O primeiro medicamento da tecnologia da IA ​​é um fato!

criando um medicamento com a tecnologia AI Uma nova inovação no campo da ciência surgiu recentemente. É uma molécula de droga que foi inventada com a ajuda da inteligência artificial (IA) pela recém-formada empresa britânica Exscientia e pela empresa farmacêutica japonesa Sumitomo Dainippon Pharma. Este medicamento deve ser usado, inicialmente experimentalmente, em aprendizado de máquina para medicina. Em particular, o medicamento será usado para tratar pacientes com transtorno obsessivo-compulsivo (TOC). Normalmente e em condições normais, o processo de criação de medicamentos leva cerca de cinco anos até que estejam disponíveis para teste. No entanto, o processo de criação do medicamento criado com a ajuda da tecnologia da IA ​​durou apenas 12 meses.Sumitomo Dainippon Pharma e medicamento para IA

O CEO da Exscientia, Andrew Hopkins, descreveu o novo protótipo de medicamento como um “marco fundamental na descoberta de medicamentos”. Ao mesmo tempo, em uma entrevista à BBC, ele afirmou que até agora a tecnologia de IA tem sido usada para o diagnóstico de doenças e para a análise de dados de pacientes. Mas esta é a primeira vez que a IA está no centro do desenvolvimento da droga.Exscientia e IA

Esta molécula de droga específica, conhecida como DSP-1181, foi criada usando algoritmos derivados de várias combinações potenciais de compostos e testada para um grande número de parâmetros.
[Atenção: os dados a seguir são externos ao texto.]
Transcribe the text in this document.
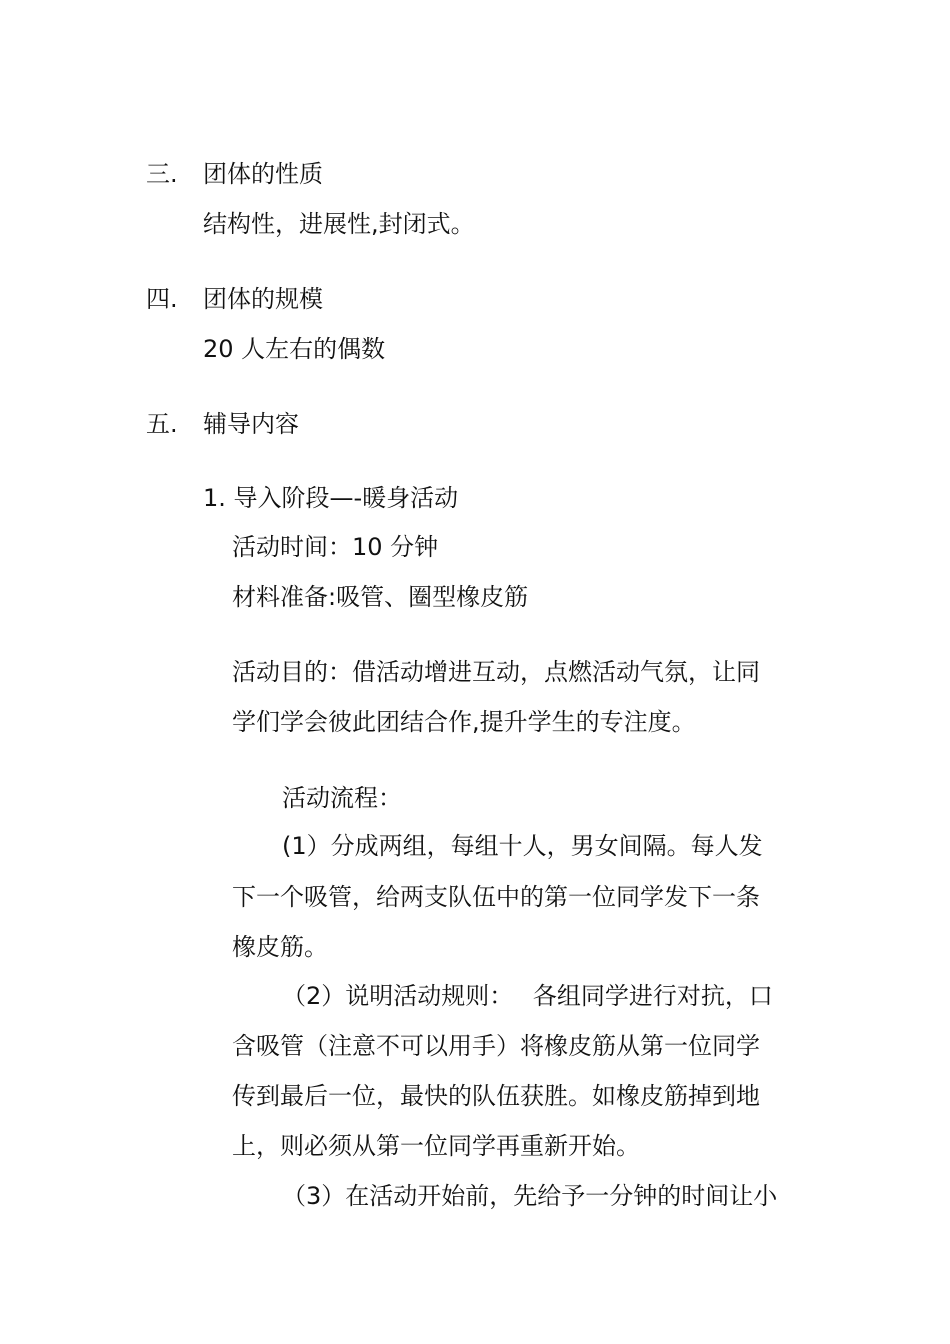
三. 团体的性质
结构性，进展性,封闭式。
四. 团体的规模
20 人左右的偶数
五. 辅导内容
1. 导入阶段—-暖身活动
活动时间：10 分钟
材料准备:吸管、圈型橡皮筋
活动目的：借活动增进互动，点燃活动气氛，让同
学们学会彼此团结合作,提升学生的专注度。
活动流程：
(1）分成两组，每组十人，男女间隔。每人发
下一个吸管，给两支队伍中的第一位同学发下一条
橡皮筋。
（2）说明活动规则：　 各组同学进行对抗，口
含吸管（注意不可以用手）将橡皮筋从第一位同学
传到最后一位，最快的队伍获胜。如橡皮筋掉到地
上，则必须从第一位同学再重新开始。
（3）在活动开始前，先给予一分钟的时间让小
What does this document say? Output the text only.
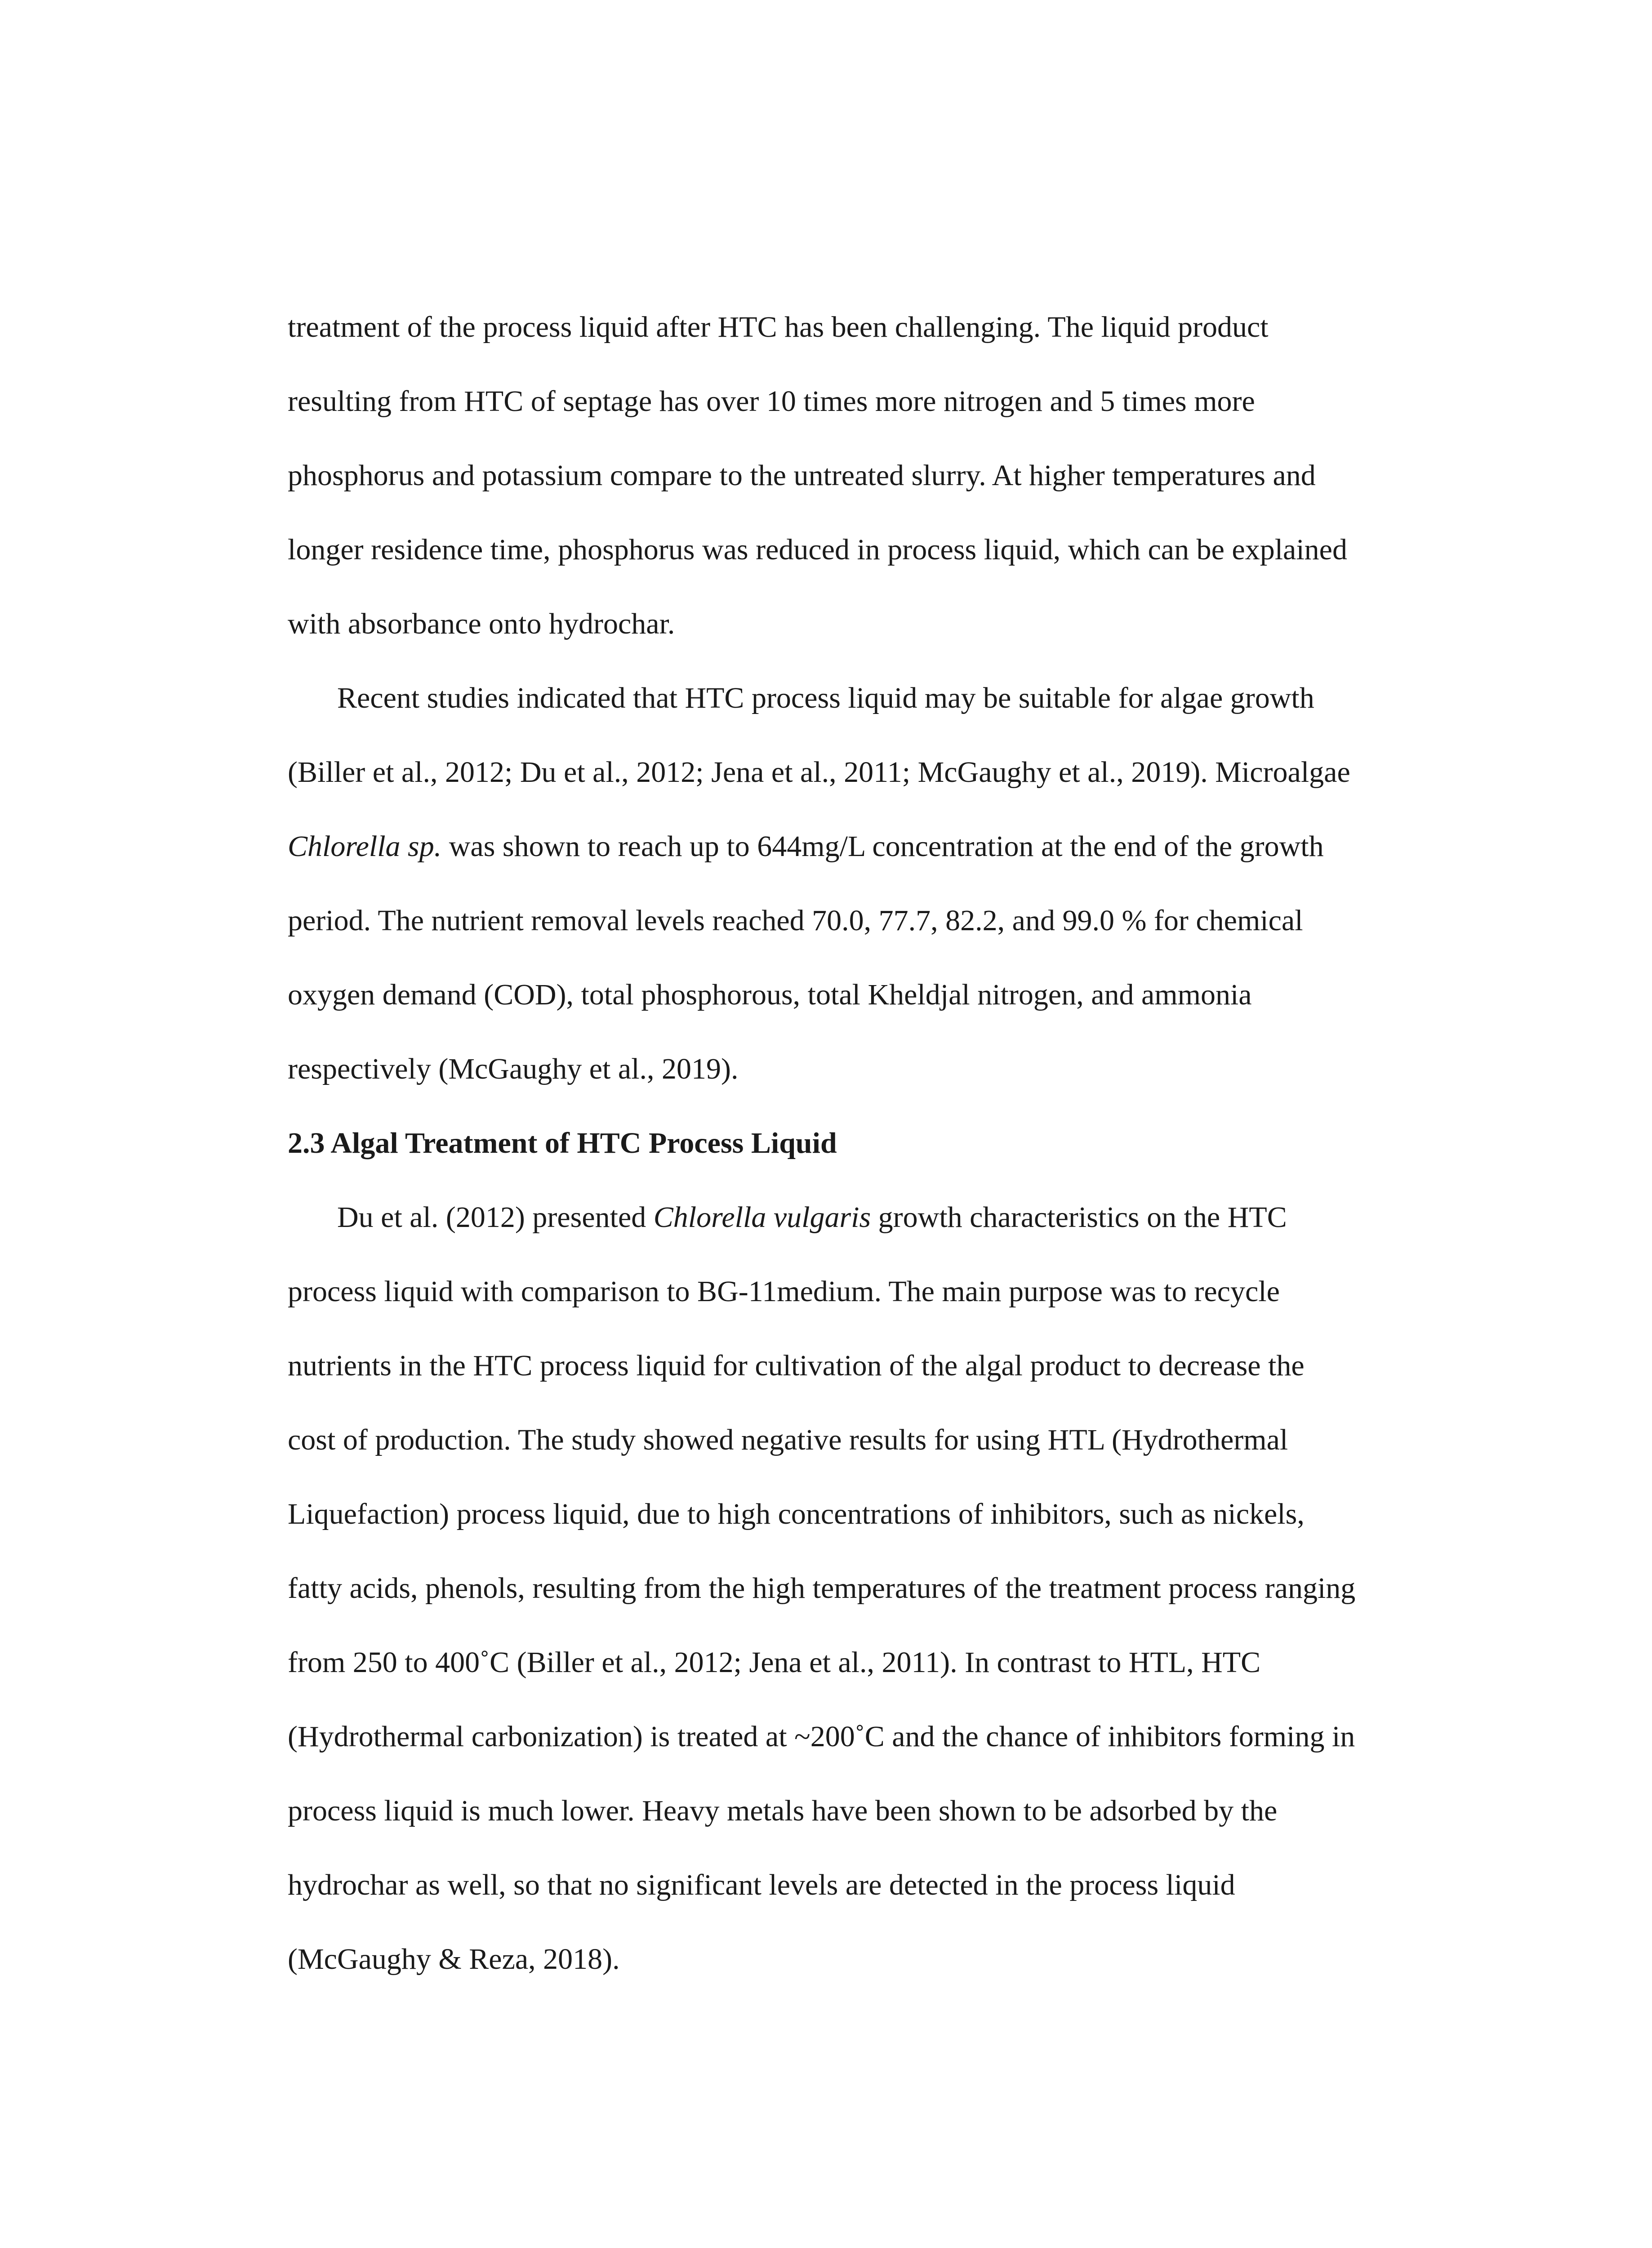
treatment of the process liquid after HTC has been challenging. The liquid product
resulting from HTC of septage has over 10 times more nitrogen and 5 times more
phosphorus and potassium compare to the untreated slurry. At higher temperatures and
longer residence time, phosphorus was reduced in process liquid, which can be explained
with absorbance onto hydrochar.

Recent studies indicated that HTC process liquid may be suitable for algae growth
(Biller et al., 2012; Du et al., 2012; Jena et al., 2011; McGaughy et al., 2019). Microalgae
Chlorella sp. was shown to reach up to 644mg/L concentration at the end of the growth
period. The nutrient removal levels reached 70.0, 77.7, 82.2, and 99.0 % for chemical
oxygen demand (COD), total phosphorous, total Kheldjal nitrogen, and ammonia
respectively (McGaughy et al., 2019).

2.3 Algal Treatment of HTC Process Liquid

Du et al. (2012) presented Chlorella vulgaris growth characteristics on the HTC
process liquid with comparison to BG-11medium. The main purpose was to recycle
nutrients in the HTC process liquid for cultivation of the algal product to decrease the
cost of production. The study showed negative results for using HTL (Hydrothermal
Liquefaction) process liquid, due to high concentrations of inhibitors, such as nickels,
fatty acids, phenols, resulting from the high temperatures of the treatment process ranging
from 250 to 400˚C (Biller et al., 2012; Jena et al., 2011). In contrast to HTL, HTC
(Hydrothermal carbonization) is treated at ~200˚C and the chance of inhibitors forming in
process liquid is much lower. Heavy metals have been shown to be adsorbed by the
hydrochar as well, so that no significant levels are detected in the process liquid
(McGaughy & Reza, 2018).
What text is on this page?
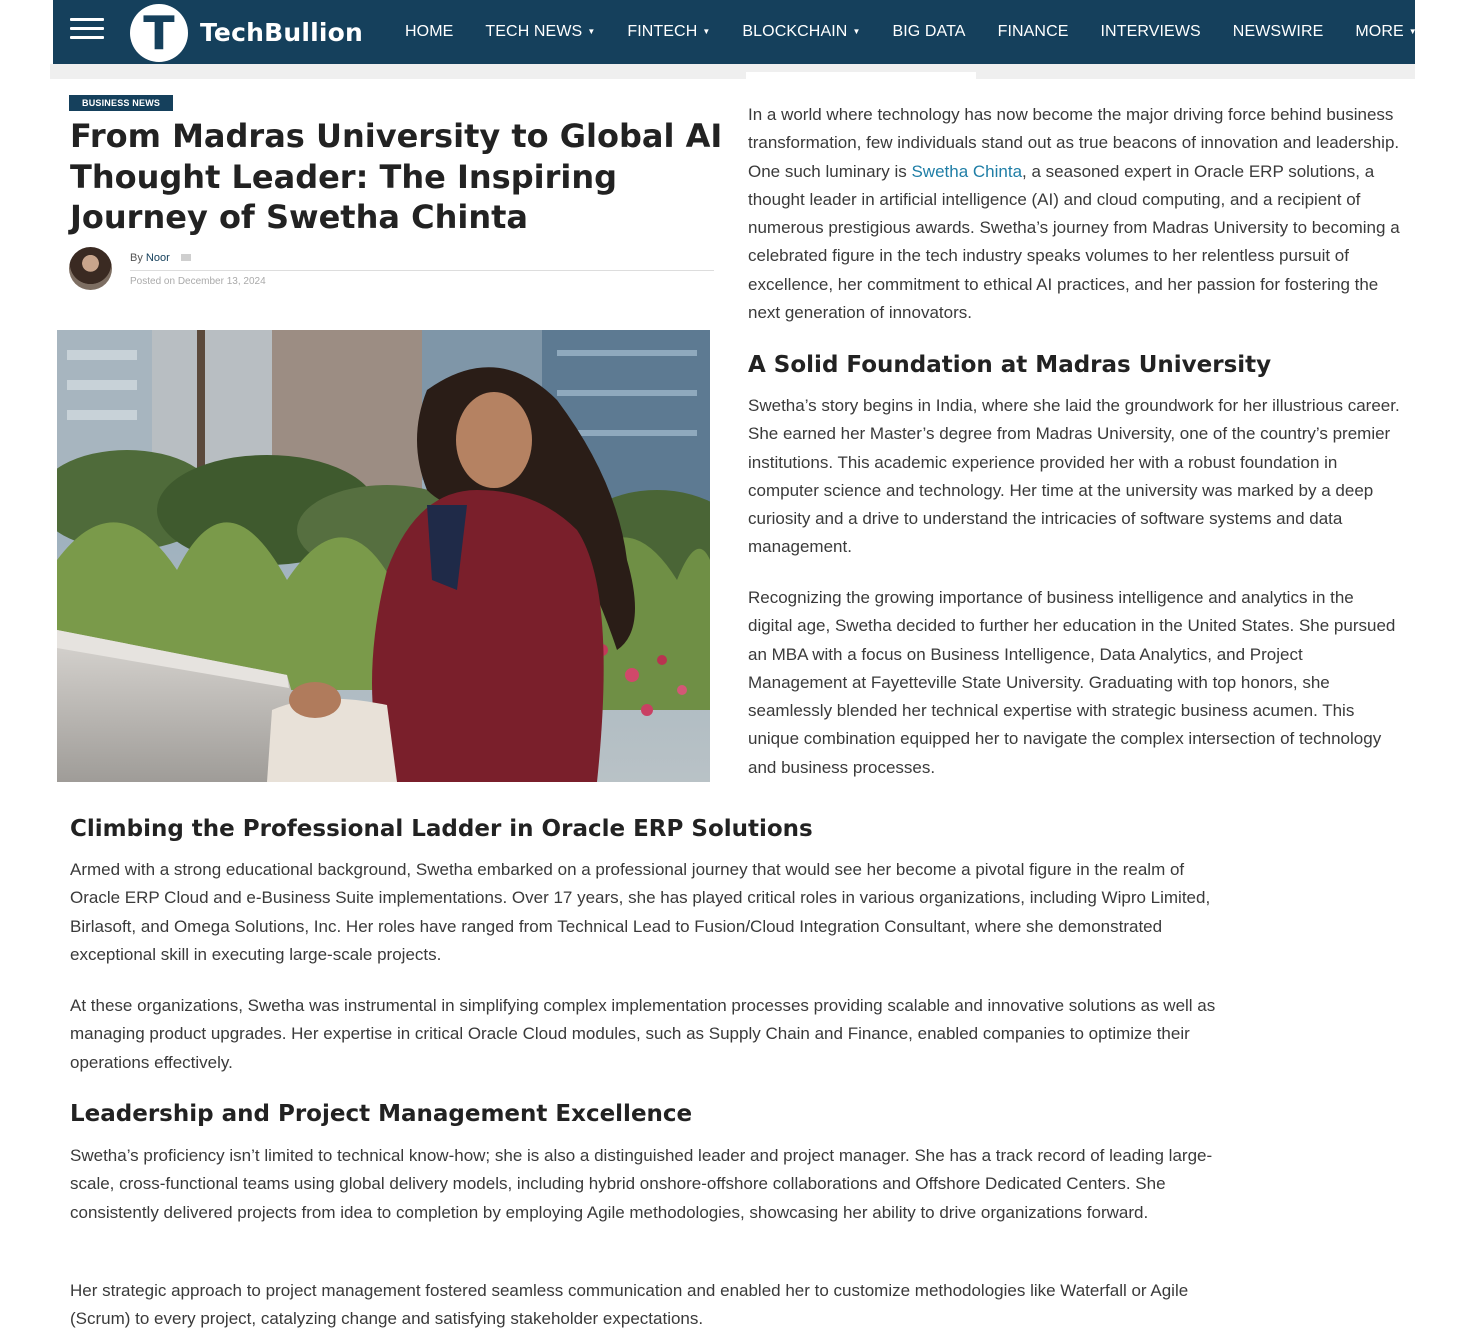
T	TechBullion	HOME TECH NEWS ▼ FINTECH ▼ BLOCKCHAIN ▼ BIG DATA FINANCE INTERVIEWS NEWSWIRE MORE ▼
BUSINESS NEWS
From Madras University to Global AI Thought Leader: The Inspiring Journey of Swetha Chinta
By Noor
Posted on December 13, 2024

In a world where technology has now become the major driving force behind business transformation, few individuals stand out as true beacons of innovation and leadership. One such luminary is Swetha Chinta, a seasoned expert in Oracle ERP solutions, a thought leader in artificial intelligence (AI) and cloud computing, and a recipient of numerous prestigious awards. Swetha’s journey from Madras University to becoming a celebrated figure in the tech industry speaks volumes to her relentless pursuit of excellence, her commitment to ethical AI practices, and her passion for fostering the next generation of innovators.

A Solid Foundation at Madras University

Swetha’s story begins in India, where she laid the groundwork for her illustrious career. She earned her Master’s degree from Madras University, one of the country’s premier institutions. This academic experience provided her with a robust foundation in computer science and technology. Her time at the university was marked by a deep curiosity and a drive to understand the intricacies of software systems and data management.

Recognizing the growing importance of business intelligence and analytics in the digital age, Swetha decided to further her education in the United States. She pursued an MBA with a focus on Business Intelligence, Data Analytics, and Project Management at Fayetteville State University. Graduating with top honors, she seamlessly blended her technical expertise with strategic business acumen. This unique combination equipped her to navigate the complex intersection of technology and business processes.

Climbing the Professional Ladder in Oracle ERP Solutions

Armed with a strong educational background, Swetha embarked on a professional journey that would see her become a pivotal figure in the realm of Oracle ERP Cloud and e-Business Suite implementations. Over 17 years, she has played critical roles in various organizations, including Wipro Limited, Birlasoft, and Omega Solutions, Inc. Her roles have ranged from Technical Lead to Fusion/Cloud Integration Consultant, where she demonstrated exceptional skill in executing large-scale projects.

At these organizations, Swetha was instrumental in simplifying complex implementation processes providing scalable and innovative solutions as well as managing product upgrades. Her expertise in critical Oracle Cloud modules, such as Supply Chain and Finance, enabled companies to optimize their operations effectively.

Leadership and Project Management Excellence

Swetha’s proficiency isn’t limited to technical know-how; she is also a distinguished leader and project manager. She has a track record of leading large-scale, cross-functional teams using global delivery models, including hybrid onshore-offshore collaborations and Offshore Dedicated Centers. She consistently delivered projects from idea to completion by employing Agile methodologies, showcasing her ability to drive organizations forward.

Her strategic approach to project management fostered seamless communication and enabled her to customize methodologies like Waterfall or Agile (Scrum) to every project, catalyzing change and satisfying stakeholder expectations.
Segundo o professor Hopkins, é preciso um processo longo e meticuloso para encontrar as moléculas certas e criar com precisão um medicamento. Quanto aos algoritmos, sua mágica se deve ao fato de serem agnósticos e, portanto, podem ser aplicados a qualquer doença.

O primeiro medicamento será testado pela primeira vez no Japão. Se o teste for bem sucedido, o medicamento estará disponível para testes em todo o mundo.

A empresa já está trabalhando para inventar medicamentos para tratar câncer e doenças cardiovasculares e tem como objetivo preparar outra molécula de medicamento até o final de 2020, com a ajuda da tecnologia AI, que estará disponível para testes clínicos.

Finalmente, Paul Workman, CEO do Cancer Research Institute, que não estava envolvido na pesquisa, disse estar empolgado com a descoberta, observando que o uso da tecnologia AI deve facilitar e acelerar o processo de criação de mais e mais medicamentos.